I used to go to the gym all the time. With him. We were both really into it. I haven't been there once since he left two months ago and I know it's good to go but I associate it with him. So I don't go. It's like I can't walk into the building. He moved to the town next door so running into him isn't the issue...it's the trigger as we were talkin about. The association. I did lose 10 lbs the first three weeks he left. Problem is I didn't need too. My Doctor was not happy. I just can't get myself to go. I want too...I need too...


----------



## Homemaker_Numero_Uno (Jan 18, 2011)

The hardest part of any journey is crossing the threshhold.
That is, once you take one step, the rest are easier.
Probably it's that you feel a lack of inertia is because of fear of having this happen all over again, the first step in any direction is way too big for you. You are afraid of the ripple effect, how any little thing you do will change the entire future. But in doing nothing, you are also doing something. Once you realize this, you can realize that you might as well do something you enjoy. You don't know, you could watch a movie and have it mean something to you. Last evening I started watching "The Penitent Man," I didn't know much about it, I finished it this morning. It meant a lot to me, even though it was poorly done, in terms of the acting. Also yesterday and the day before I watched "Sleepwalk with Me" and yesterday I also watched a video about the effects of the lack of REM sleep, which can be devastating, even cause death. Of course it causes deranged states of mind. Sleep is very important. 

Anyway, doing nothing is doing something. As you stay in bed, the rest of the world is changing. When you do choose to interact with the world again, it will be different. Maybe instinctively, you are waiting for the right moment to rejoin, but the point is, you can't know what exactly is the optimum moment to rejoin and participate. At some point, you have to pinch hit and just re-enter the flow, and accept that you are a part of the greater whole, and just get over it, not get over the depression, but just get over the thought that you have any control over whether you participate in the world, or not. You can run but you can't hide. The universe is still aware of exactly where you are, hiding under the covers or not.


----------



## Pointegirl (Nov 21, 2012)

MAKE yourself go outside at least once a day. Even if you don't make it past the first step, get different air on your skin. It is amazing what that small step can do. If you live in a dreary area like me, and can't make yourself go to a tanning bed once a week, then take some vitamin D. Our bodies need it to help us through these crappy emotions, regardless of whether anti-depressents are helping or not.

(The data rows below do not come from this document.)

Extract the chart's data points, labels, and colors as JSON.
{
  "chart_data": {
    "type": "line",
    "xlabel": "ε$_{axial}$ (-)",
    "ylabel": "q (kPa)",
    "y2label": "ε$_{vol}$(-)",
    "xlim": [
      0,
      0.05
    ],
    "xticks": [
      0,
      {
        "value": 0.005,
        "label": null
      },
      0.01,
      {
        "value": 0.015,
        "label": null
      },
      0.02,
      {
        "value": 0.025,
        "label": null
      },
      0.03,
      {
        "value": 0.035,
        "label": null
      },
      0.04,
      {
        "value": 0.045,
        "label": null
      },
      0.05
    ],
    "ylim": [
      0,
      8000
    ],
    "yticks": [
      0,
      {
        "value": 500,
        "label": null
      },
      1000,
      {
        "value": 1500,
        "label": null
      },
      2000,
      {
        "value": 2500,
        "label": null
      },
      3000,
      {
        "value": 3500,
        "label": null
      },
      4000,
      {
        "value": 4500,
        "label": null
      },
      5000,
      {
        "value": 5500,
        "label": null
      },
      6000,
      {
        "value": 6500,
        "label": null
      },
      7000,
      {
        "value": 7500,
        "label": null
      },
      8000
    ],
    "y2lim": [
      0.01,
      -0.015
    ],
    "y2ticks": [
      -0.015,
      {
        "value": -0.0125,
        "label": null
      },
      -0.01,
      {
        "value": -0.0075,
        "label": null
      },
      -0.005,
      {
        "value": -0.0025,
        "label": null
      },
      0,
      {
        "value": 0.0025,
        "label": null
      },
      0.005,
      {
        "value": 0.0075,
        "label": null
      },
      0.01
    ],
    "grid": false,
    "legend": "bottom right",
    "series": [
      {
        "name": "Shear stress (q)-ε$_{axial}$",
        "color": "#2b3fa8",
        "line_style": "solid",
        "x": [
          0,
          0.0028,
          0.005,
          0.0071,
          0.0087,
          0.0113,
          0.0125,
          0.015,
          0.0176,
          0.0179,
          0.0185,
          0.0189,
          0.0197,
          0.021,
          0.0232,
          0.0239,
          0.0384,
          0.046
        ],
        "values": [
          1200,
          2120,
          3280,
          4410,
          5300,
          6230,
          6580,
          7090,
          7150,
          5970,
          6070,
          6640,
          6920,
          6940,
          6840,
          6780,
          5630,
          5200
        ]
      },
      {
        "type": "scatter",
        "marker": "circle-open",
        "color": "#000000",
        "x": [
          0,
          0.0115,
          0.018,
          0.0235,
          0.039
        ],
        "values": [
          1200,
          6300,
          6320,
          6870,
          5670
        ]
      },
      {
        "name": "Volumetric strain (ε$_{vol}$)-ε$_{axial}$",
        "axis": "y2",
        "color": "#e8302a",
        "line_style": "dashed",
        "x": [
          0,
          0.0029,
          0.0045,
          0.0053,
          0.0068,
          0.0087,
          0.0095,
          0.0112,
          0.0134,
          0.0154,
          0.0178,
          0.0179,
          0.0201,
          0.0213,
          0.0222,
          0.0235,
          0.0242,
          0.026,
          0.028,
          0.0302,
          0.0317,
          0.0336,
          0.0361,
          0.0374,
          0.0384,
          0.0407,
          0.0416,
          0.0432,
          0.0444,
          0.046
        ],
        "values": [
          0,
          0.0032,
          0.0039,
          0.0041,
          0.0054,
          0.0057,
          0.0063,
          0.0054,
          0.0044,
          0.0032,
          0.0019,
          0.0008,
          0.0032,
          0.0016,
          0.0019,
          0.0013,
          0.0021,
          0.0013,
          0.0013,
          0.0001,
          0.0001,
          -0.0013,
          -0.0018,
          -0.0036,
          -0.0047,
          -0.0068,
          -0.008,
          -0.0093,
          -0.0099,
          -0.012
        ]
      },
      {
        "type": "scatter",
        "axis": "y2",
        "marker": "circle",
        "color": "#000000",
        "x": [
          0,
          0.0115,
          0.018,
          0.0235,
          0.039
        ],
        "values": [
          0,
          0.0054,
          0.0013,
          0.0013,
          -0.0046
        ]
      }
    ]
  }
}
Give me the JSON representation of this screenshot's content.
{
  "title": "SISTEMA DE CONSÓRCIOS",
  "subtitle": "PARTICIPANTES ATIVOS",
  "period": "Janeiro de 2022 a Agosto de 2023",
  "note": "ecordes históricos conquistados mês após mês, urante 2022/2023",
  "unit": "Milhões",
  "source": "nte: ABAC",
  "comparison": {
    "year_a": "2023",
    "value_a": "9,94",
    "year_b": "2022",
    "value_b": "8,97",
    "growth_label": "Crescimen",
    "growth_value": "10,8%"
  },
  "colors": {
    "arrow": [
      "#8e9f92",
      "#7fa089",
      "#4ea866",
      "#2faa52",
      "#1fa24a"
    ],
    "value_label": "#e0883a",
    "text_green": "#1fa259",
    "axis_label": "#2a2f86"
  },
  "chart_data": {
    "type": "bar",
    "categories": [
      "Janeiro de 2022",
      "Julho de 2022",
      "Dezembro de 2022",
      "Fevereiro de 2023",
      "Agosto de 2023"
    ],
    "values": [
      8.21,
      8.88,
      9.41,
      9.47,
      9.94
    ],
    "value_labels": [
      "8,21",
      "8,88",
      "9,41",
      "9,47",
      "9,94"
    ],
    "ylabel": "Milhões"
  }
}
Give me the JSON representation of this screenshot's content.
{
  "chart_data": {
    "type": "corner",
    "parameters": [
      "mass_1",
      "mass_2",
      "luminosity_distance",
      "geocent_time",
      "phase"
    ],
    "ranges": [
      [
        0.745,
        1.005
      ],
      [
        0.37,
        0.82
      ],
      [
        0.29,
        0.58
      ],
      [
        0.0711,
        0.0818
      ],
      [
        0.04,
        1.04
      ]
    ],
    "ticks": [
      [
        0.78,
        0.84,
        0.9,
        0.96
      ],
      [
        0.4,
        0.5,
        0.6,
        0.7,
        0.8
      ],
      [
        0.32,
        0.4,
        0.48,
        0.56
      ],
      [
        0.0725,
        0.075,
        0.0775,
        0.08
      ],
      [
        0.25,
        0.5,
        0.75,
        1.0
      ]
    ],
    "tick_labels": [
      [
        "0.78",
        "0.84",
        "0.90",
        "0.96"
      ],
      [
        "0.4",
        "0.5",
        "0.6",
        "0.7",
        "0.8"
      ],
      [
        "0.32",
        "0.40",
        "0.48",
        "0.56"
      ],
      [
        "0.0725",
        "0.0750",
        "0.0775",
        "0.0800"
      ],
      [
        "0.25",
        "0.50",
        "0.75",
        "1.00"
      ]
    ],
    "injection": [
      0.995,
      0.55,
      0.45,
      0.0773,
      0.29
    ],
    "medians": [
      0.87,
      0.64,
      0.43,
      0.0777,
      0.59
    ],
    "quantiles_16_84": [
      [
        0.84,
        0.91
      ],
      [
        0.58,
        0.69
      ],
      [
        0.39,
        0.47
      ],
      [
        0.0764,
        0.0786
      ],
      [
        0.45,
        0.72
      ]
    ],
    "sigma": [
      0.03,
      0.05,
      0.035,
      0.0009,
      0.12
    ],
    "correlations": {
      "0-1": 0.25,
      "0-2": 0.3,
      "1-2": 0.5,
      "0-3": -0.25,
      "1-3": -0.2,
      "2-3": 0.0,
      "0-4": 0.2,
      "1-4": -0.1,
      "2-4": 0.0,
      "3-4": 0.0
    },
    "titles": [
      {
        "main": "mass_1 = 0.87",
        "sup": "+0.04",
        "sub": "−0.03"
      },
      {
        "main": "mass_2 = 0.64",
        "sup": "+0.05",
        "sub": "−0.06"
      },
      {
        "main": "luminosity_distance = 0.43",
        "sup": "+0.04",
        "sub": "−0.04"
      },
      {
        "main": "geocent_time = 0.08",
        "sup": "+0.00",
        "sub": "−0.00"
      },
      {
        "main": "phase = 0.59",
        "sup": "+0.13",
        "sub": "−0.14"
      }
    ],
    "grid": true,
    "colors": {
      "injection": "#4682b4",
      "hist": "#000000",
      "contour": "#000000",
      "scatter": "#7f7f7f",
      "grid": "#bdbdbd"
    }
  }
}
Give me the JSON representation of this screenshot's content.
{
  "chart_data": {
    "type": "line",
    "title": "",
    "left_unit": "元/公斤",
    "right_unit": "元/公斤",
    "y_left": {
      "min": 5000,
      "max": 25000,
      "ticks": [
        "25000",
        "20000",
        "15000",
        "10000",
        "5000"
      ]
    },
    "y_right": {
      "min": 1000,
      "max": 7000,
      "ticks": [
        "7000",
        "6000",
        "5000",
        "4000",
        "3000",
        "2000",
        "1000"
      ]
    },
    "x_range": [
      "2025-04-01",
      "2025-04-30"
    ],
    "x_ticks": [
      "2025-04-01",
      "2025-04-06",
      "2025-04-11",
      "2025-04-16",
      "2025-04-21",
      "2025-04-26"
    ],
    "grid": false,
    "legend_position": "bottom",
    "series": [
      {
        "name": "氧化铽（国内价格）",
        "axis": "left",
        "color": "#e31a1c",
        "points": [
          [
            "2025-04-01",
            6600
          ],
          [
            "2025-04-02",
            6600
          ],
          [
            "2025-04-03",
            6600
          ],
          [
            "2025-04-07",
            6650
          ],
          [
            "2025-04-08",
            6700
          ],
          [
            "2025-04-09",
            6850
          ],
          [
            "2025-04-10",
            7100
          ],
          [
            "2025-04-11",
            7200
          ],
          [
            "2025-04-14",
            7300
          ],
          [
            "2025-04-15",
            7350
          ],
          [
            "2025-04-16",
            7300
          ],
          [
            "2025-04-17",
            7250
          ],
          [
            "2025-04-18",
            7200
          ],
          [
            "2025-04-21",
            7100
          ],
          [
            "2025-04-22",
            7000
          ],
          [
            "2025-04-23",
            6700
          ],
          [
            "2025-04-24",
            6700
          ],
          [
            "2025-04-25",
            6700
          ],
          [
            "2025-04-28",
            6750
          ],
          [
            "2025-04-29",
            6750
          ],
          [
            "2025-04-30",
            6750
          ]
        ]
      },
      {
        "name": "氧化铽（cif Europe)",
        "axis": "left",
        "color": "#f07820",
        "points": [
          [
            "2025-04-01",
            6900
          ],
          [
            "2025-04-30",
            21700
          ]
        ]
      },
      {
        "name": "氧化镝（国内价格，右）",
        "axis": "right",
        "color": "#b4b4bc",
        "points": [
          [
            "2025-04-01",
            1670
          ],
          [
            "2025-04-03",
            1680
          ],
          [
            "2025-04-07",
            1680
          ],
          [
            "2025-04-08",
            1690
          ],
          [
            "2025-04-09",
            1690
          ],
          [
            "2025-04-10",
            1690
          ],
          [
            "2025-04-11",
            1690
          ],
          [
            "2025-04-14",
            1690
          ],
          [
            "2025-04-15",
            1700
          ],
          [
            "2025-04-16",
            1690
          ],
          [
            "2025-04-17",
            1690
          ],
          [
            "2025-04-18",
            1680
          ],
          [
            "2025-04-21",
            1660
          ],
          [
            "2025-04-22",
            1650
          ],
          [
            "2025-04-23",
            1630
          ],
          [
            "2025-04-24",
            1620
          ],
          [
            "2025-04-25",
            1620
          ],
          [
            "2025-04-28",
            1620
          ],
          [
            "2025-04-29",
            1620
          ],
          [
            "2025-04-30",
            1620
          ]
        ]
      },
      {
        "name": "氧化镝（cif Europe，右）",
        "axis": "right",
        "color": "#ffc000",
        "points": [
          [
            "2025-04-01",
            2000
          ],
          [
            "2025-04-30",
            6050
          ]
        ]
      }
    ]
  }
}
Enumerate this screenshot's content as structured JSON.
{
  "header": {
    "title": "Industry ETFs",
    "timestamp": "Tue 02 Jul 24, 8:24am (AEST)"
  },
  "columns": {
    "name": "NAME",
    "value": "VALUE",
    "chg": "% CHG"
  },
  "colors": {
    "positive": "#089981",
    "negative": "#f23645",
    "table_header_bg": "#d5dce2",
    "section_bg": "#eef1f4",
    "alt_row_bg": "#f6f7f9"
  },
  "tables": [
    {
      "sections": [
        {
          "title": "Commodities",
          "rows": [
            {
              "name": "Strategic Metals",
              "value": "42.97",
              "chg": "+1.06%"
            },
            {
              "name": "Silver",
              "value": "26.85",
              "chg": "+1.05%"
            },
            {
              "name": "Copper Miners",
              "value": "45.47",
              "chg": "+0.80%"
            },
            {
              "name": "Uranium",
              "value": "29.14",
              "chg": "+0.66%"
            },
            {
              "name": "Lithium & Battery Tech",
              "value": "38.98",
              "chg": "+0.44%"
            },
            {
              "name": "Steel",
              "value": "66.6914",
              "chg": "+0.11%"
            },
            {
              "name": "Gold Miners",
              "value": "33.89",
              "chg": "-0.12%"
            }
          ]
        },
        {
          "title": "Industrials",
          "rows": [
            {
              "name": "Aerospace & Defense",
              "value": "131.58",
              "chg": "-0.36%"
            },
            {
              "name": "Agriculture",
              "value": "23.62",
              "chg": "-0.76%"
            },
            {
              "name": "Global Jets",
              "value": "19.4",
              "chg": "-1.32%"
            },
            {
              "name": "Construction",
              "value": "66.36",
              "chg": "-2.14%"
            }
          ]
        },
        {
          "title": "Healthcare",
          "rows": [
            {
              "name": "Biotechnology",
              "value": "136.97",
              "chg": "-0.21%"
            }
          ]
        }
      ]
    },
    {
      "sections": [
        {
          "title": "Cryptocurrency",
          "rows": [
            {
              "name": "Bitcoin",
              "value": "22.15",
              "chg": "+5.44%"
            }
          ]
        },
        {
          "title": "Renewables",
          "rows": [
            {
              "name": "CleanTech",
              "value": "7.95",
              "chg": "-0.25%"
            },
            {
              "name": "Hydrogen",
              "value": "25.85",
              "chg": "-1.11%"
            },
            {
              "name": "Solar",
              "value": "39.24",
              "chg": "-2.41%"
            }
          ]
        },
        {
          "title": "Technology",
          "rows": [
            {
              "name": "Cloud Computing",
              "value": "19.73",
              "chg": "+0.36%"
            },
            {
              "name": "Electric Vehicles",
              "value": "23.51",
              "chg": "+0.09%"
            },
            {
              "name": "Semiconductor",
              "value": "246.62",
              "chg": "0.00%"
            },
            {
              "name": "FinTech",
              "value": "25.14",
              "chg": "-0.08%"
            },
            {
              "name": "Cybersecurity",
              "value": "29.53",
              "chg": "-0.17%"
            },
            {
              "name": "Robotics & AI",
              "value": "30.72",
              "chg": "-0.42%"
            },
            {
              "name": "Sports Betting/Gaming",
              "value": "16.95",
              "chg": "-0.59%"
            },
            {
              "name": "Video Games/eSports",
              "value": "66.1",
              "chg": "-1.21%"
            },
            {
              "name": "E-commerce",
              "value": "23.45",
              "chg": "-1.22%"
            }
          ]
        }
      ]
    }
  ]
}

I haven't been in the paralyzed state about all of this, past the first week or so, because I learned how to take care of my brain's needs during other depressions & awful life experiences. While I hated those things while they were happening, it has allowed me to be a lot healthier during this most miserable of times. I know I have to get out of the house once a day. Even if I just go walk a lap in the grocery store, I have to get out & change the scenery. I have to reach out via phone or email to a friend or family member at lease once per day so I don't allow to much isolation.


Take baby steps, but do it for you, because you're worth it.


----------



## Rottdad42 (Nov 26, 2012)

NDY, man I hear this loud and clear. For me throwing around the iron helped me a lot. Running, swimming etc.. man these things do wonders. The meds helped as well. I took the lowest dose along with exercise, eating right is a great combo. It's not easy, any of it. As time progresses you will feel better, I did. Also getting that sleep, anyway you can, will help you fight the depression. I fight it all the time, some days are better than others. Good luck.


----------



## MattMatt (May 19, 2012)

> About 70% of my day has been me sitting on this bed just petting my cat.


Nowt wrong with petting a cat! Just ask the cat.

Sorry you are feeling down, but a cat always helps you feel better. I like posting about cats, but you have to be so careful what terms you use, or automod can get a bit twitchy.


----------



## Emerald (Aug 2, 2012)

You may also have anxiety. People with severe anxiety have trouble focusing on anything.


----------



## OldWolf57 (Mar 20, 2012)

You ought to start posting in the separation section dude.

In all seriousness, you won't feel better until YOU want to feel better.
And dragging it out one more day or week is not helping in the least.


----------



## NotDoneYet (Oct 6, 2012)

Stella Moon said:


> Triggers suck. I still need to get his pics off my computer and cell I just can't bring myself to do it.


Yeah I was deleting pictures a few weeks ago and I found some I'd never seen before taken of her, and clearly OM was holding the camera - she was looking into the lens the exact same adoring way she used to look at me. Broke my heart.


----------